KCLS consists of 49 branches, one standalone book locker, the Traveling Library Center, ABC Express Vans, a mobile TechLab, and 11 bookmobiles. A service center located in Issaquah also houses the library's administrative offices. A program to build 17 new libraries and renovate or expand 26 other libraries was completed in 2019 with the opening of the Panther Lake Library in Kent.
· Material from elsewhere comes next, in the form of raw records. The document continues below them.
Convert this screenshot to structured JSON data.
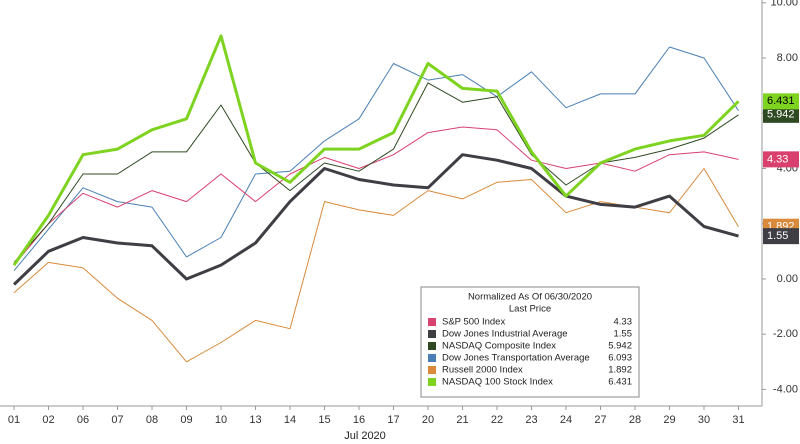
{
  "chart_data": {
    "type": "line",
    "x_label": "Jul 2020",
    "categories": [
      "01",
      "02",
      "06",
      "07",
      "08",
      "09",
      "10",
      "13",
      "14",
      "15",
      "16",
      "17",
      "20",
      "21",
      "22",
      "23",
      "24",
      "27",
      "28",
      "29",
      "30",
      "31"
    ],
    "series": [
      {
        "name": "Dow Jones Transportation Average",
        "color": "#4a7fb5",
        "width": 1,
        "values": [
          0.3,
          1.8,
          3.3,
          2.8,
          2.6,
          0.8,
          1.5,
          3.8,
          3.9,
          5.0,
          5.8,
          7.8,
          7.2,
          7.4,
          6.6,
          7.5,
          6.2,
          6.7,
          6.7,
          8.4,
          8.0,
          6.093
        ]
      },
      {
        "name": "Russell 2000 Index",
        "color": "#d98a3a",
        "width": 1,
        "values": [
          -0.5,
          0.6,
          0.4,
          -0.7,
          -1.5,
          -3.0,
          -2.3,
          -1.5,
          -1.8,
          2.8,
          2.5,
          2.3,
          3.2,
          2.9,
          3.5,
          3.6,
          2.4,
          2.8,
          2.6,
          2.4,
          4.0,
          1.892
        ]
      },
      {
        "name": "S&P 500 Index",
        "color": "#d9406e",
        "width": 1,
        "values": [
          0.5,
          2.0,
          3.1,
          2.6,
          3.2,
          2.8,
          3.8,
          2.8,
          3.8,
          4.4,
          4.0,
          4.5,
          5.3,
          5.5,
          5.4,
          4.3,
          4.0,
          4.2,
          3.9,
          4.5,
          4.6,
          4.33
        ]
      },
      {
        "name": "NASDAQ Composite Index",
        "color": "#2f4a22",
        "width": 1,
        "values": [
          0.6,
          2.0,
          3.8,
          3.8,
          4.6,
          4.6,
          6.3,
          4.2,
          3.2,
          4.2,
          3.9,
          4.7,
          7.1,
          6.4,
          6.6,
          4.5,
          3.4,
          4.2,
          4.4,
          4.7,
          5.1,
          5.942
        ]
      },
      {
        "name": "Dow Jones Industrial Average",
        "color": "#3e3e44",
        "width": 3,
        "values": [
          -0.2,
          1.0,
          1.5,
          1.3,
          1.2,
          0.0,
          0.5,
          1.3,
          2.8,
          4.0,
          3.6,
          3.4,
          3.3,
          4.5,
          4.3,
          4.0,
          3.0,
          2.7,
          2.6,
          3.0,
          1.9,
          1.55
        ]
      },
      {
        "name": "NASDAQ 100 Stock Index",
        "color": "#7ed321",
        "width": 3,
        "values": [
          0.5,
          2.3,
          4.5,
          4.7,
          5.4,
          5.8,
          8.8,
          4.2,
          3.5,
          4.7,
          4.7,
          5.3,
          7.8,
          6.9,
          6.8,
          4.6,
          3.0,
          4.2,
          4.7,
          5.0,
          5.2,
          6.431
        ]
      }
    ],
    "legend_title": "Normalized As Of 06/30/2020",
    "legend_subtitle": "Last Price",
    "legend_order": [
      2,
      4,
      3,
      0,
      1,
      5
    ],
    "ylim": [
      -4.6,
      10.1
    ],
    "yticks": [
      {
        "value": -4,
        "label": "-4.00"
      },
      {
        "value": -2,
        "label": "-2.00"
      },
      {
        "value": 0,
        "label": "0.00"
      },
      {
        "value": 2,
        "label": "2.00"
      },
      {
        "value": 4,
        "label": "4.00"
      },
      {
        "value": 6,
        "label": "6.00"
      },
      {
        "value": 8,
        "label": "8.00"
      },
      {
        "value": 10,
        "label": "10.00"
      }
    ]
  }
}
The system's Renton sorting facility and warehouse opened in June 2026 and is able to handle up to 8,000 items per hour.

===Branches===

List of King County Library System locations
| Image | Branch Name | Square Footage |
|---|---|---|
| More images | Algona-Pacific Library | 5,250 |
| More images | Auburn Library | 20,000 |
| More images | Bellevue Regional Library (largest) | 80,000 |
|  | Black Diamond Library | 5,000 |
| More images | Bothell Regional Library | 22,500 |
|  | Boulevard Park Library | 6,536 |
|  | Burien Library | 32,000 |
|  | Carnation Library | 5,000 |
|  | Covington Library | 23,000 |
|  | Des Moines Library | 10,320 |
|  | Duvall Library | 8,000 |
|  | Fairwood Library | 10,541 |
| More images | Enumclaw Library | 20,000 |
|  | Fall City Library | 5,000 |
| More images | Federal Way Regional Library | 34,500 |
| More images | Federal Way 320th Library | 15,000 |
|  | Greenbridge Library (White Center) | 2,300 |
| More images | Issaquah Library | 15,000 |
|  | Kenmore Library | 10,000 |
| More images | Kent Regional Library | 22,600 |
|  | Kent Panther Lake Library | 5,000 |
|  | Kingsgate Library (Kirkland) | 10,235 |
|  | Kirkland Library | 19,500 |
|  | Lake Forest Park Library | 5,840 |
|  | Lake Hills Library (Bellevue) | 10,000 |
|  | Library Connection at Crossroads (Bellevue) | 3,740 |
|  | Library Connection at Southcenter (Tukwila) | 5,085 |
|  | Library Express at Redmond Ridge (Redmond) | 300 |
|  | Maple Valley Library | 10,000 |
|  | Mercer Island Library | 14,886 |
|  | Muckleshoot Library | 6,000 |
|  | Newcastle Library | 11,000 |
|  | Newport Way Library (Bellevue) | 8,690 |
|  | North Bend Library | 9,600 |
|  | Redmond Regional Library | 30,000 |
| More images | Renton Public Library | 19,500 |
|  | Renton Highlands Library | 15,000 |
|  | Richmond Beach Library (Shoreline) | 5,250 |
|  | Sammamish Library | 19,500 |
|  | Shoreline Library | 20,954 |
|  | Skykomish Library | 1,042 |
|  | Skyway Library | 8,000 |
|  | Snoqualmie Library | 6,000 |
|  | Tukwila Library | 10,000 |
|  | Valley View Library (SeaTac) | 6,558 |
|  | Vashon Library | 10,000 |
|  | White Center Library | 10,000 |
|  | Woodinville Library | 15,000 |
|  | Woodmont Library (Des Moines) | 9,850 |

===Mobile services===

- ABC Express
- Traveling Library Center
- Techlab
- Library2Go

==Services==

In 2016, KCLS circulated 20.8 million items, the third-most in the United States. The KCLS budget for 2025 is $164.4 million.

KCLS is subscribed to OverDrive, an online service that offers digital e-book, audiobook, and magazine checkouts for library patrons. In 2023, the library system had 8.8 million digital checkouts—the third most of any system in OverDrive worldwide.